みんながみんな、満月を好くわけではない。
三日月には良きところもたくさんある。
人も同じ。
欠けているからこそ、見えるものがある。
欠けているからこそ、聞こえる音がある。
欠けているからこそ、満ちていく幸せを知ることが出来る。」
差し出された三日月の手に、花音はそっと自分の手を重ねた。
ふと見ると、花音は、美しいドレスをまとっていた。
王子様の姿の三日月と騎士の格好をした下弦と上弦。
踊れるはずのないワルツを、三日月に手を取られて踊る。
『花音。
幸せを恐れるな。
あの幼き頃のように、欲しいものに真っ直ぐすすめ。
なかったことにするな。
幸せな記憶こそ大切にしろ。
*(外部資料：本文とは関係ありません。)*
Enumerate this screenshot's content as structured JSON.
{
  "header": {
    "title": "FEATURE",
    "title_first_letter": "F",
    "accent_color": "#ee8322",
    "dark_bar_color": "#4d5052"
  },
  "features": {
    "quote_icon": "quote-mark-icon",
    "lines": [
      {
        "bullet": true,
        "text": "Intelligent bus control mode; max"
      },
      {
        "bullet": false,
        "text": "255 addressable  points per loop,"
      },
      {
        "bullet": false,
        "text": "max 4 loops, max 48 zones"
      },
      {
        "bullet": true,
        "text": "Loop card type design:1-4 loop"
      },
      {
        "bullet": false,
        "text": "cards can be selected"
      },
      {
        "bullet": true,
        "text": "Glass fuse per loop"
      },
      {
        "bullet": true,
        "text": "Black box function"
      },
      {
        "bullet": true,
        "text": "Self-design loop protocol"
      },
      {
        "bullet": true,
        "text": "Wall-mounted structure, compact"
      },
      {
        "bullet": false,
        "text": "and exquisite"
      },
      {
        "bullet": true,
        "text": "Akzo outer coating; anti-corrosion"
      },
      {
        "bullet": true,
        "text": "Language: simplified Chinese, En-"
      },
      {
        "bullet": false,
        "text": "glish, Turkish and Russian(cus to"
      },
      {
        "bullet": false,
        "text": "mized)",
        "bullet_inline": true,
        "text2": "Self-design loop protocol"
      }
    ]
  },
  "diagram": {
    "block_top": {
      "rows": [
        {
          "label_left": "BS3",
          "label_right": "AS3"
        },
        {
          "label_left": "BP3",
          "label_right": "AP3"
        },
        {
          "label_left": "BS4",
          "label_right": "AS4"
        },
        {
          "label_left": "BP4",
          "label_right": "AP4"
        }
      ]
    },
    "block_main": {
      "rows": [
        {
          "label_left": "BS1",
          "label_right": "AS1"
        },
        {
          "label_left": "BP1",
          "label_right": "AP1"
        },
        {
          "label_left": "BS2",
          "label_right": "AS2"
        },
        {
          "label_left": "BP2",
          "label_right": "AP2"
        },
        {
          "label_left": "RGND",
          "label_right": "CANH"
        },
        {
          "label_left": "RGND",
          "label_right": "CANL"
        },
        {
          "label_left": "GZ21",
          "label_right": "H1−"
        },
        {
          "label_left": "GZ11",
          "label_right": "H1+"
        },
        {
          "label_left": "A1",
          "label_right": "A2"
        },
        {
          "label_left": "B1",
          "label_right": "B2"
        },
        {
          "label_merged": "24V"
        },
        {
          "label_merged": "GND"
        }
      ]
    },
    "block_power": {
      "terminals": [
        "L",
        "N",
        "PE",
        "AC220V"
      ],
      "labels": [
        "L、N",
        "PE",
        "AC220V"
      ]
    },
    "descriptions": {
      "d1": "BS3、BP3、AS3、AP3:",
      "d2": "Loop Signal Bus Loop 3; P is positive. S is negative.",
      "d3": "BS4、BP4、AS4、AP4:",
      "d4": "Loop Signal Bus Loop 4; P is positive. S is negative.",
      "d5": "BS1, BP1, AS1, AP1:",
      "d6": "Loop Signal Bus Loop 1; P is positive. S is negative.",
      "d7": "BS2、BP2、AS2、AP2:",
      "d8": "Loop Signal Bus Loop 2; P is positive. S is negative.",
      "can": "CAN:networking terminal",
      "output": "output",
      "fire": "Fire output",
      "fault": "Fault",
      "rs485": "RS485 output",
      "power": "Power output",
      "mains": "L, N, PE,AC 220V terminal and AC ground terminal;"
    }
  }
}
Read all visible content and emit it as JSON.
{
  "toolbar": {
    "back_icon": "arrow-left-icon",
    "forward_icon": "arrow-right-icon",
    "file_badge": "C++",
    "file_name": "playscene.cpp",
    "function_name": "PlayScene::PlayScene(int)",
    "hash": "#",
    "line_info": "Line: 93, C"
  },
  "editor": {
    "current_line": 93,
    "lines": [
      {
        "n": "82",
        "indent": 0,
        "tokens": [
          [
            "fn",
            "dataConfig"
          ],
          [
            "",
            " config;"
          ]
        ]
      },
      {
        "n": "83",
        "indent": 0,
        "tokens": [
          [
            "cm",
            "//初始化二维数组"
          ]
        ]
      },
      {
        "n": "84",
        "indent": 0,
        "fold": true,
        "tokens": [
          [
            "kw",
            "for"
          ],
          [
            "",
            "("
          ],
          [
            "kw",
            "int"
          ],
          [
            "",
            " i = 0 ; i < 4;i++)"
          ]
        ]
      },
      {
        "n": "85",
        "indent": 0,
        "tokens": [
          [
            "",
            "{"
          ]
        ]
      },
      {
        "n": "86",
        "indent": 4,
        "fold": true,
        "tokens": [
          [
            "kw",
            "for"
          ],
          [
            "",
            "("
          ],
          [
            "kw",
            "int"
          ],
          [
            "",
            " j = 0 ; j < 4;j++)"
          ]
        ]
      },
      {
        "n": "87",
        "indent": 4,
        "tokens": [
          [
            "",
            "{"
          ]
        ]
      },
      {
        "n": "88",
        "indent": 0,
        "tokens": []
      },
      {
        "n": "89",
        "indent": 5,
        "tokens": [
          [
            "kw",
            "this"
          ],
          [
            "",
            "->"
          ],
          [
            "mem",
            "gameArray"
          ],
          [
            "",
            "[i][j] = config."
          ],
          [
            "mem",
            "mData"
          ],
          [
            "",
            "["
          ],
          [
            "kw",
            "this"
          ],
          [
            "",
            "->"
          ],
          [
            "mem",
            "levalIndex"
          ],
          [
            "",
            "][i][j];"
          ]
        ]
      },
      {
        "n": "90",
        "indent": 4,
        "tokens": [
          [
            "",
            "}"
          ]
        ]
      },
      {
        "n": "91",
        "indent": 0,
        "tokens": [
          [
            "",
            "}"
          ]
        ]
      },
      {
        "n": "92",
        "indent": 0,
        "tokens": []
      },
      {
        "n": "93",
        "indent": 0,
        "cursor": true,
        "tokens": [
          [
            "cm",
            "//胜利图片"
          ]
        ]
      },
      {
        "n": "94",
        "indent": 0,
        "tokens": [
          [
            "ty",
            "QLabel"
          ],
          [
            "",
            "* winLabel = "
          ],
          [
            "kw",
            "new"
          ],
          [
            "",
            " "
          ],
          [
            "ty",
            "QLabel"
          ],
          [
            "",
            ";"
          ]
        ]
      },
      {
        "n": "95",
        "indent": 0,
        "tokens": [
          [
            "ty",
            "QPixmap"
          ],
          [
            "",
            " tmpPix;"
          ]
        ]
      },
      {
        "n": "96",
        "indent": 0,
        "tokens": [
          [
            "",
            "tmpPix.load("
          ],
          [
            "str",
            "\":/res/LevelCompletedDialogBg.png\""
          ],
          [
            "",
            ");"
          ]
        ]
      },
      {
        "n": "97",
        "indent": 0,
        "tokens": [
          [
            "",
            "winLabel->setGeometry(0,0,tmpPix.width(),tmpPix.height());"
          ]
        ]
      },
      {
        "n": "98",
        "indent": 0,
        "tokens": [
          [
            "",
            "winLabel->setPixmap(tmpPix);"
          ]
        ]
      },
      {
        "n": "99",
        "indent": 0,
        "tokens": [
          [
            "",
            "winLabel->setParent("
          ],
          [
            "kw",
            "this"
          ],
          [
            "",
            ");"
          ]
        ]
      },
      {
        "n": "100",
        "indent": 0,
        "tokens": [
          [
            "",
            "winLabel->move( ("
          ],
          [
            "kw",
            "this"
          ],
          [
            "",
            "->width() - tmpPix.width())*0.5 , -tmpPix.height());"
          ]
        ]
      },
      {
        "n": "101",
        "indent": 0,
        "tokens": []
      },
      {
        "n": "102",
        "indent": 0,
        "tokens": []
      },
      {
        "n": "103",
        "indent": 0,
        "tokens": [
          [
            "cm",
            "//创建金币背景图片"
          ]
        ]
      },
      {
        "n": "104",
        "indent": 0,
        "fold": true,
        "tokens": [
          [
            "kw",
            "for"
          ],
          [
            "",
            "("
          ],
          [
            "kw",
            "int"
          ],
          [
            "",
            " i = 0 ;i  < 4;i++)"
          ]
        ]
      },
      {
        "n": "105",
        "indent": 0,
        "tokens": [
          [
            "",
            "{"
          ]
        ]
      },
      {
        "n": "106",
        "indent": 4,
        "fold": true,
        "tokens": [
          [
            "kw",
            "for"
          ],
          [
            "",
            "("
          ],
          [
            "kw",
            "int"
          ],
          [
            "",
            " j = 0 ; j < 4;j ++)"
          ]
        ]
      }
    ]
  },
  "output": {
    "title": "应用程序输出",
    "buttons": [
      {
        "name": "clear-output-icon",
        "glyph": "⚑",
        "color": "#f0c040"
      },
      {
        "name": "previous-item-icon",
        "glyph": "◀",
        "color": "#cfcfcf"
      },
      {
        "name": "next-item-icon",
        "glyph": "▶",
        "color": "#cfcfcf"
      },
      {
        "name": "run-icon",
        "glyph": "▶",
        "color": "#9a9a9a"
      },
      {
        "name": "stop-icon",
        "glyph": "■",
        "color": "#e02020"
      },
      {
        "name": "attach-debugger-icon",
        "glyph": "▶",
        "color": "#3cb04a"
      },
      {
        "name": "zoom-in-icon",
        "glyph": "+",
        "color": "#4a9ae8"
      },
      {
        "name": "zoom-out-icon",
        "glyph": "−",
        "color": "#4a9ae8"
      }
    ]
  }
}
』音ではなく、感じる波動。
『三日月との時間も。』
と三日月を見上げた。
三日月の瞳の奥に、無数に輝く星がみえた。
『それは花音に任せる。』
「父や母の人生がどうであっても、それは花音とは別だ。
花音は花音の人生を生きよ。
肩に三日月を背負い者の責任を果たせ。
幸せになるのだ。」三日月は消えた。
新学期が始まった。
新しい時間。
帰り道、元気がない貴志がぽつりと言った。
「親父がとうとう、出て行った。
食事の用意も、部屋の掃除も何もせず出かけてばかりいる母親に、とうとう我慢できなくなったんだな。
だけど。俺が大学出るまでは今まで通り十分なお金を渡すらしい。
優しいんだか、なんなんだろうね。」
「そうか。
私たち、欠けたもの同士だね。」とにっこり笑った。
「いや。ここ笑うところか。」
「わらうところなの。」と花音は駆けだした。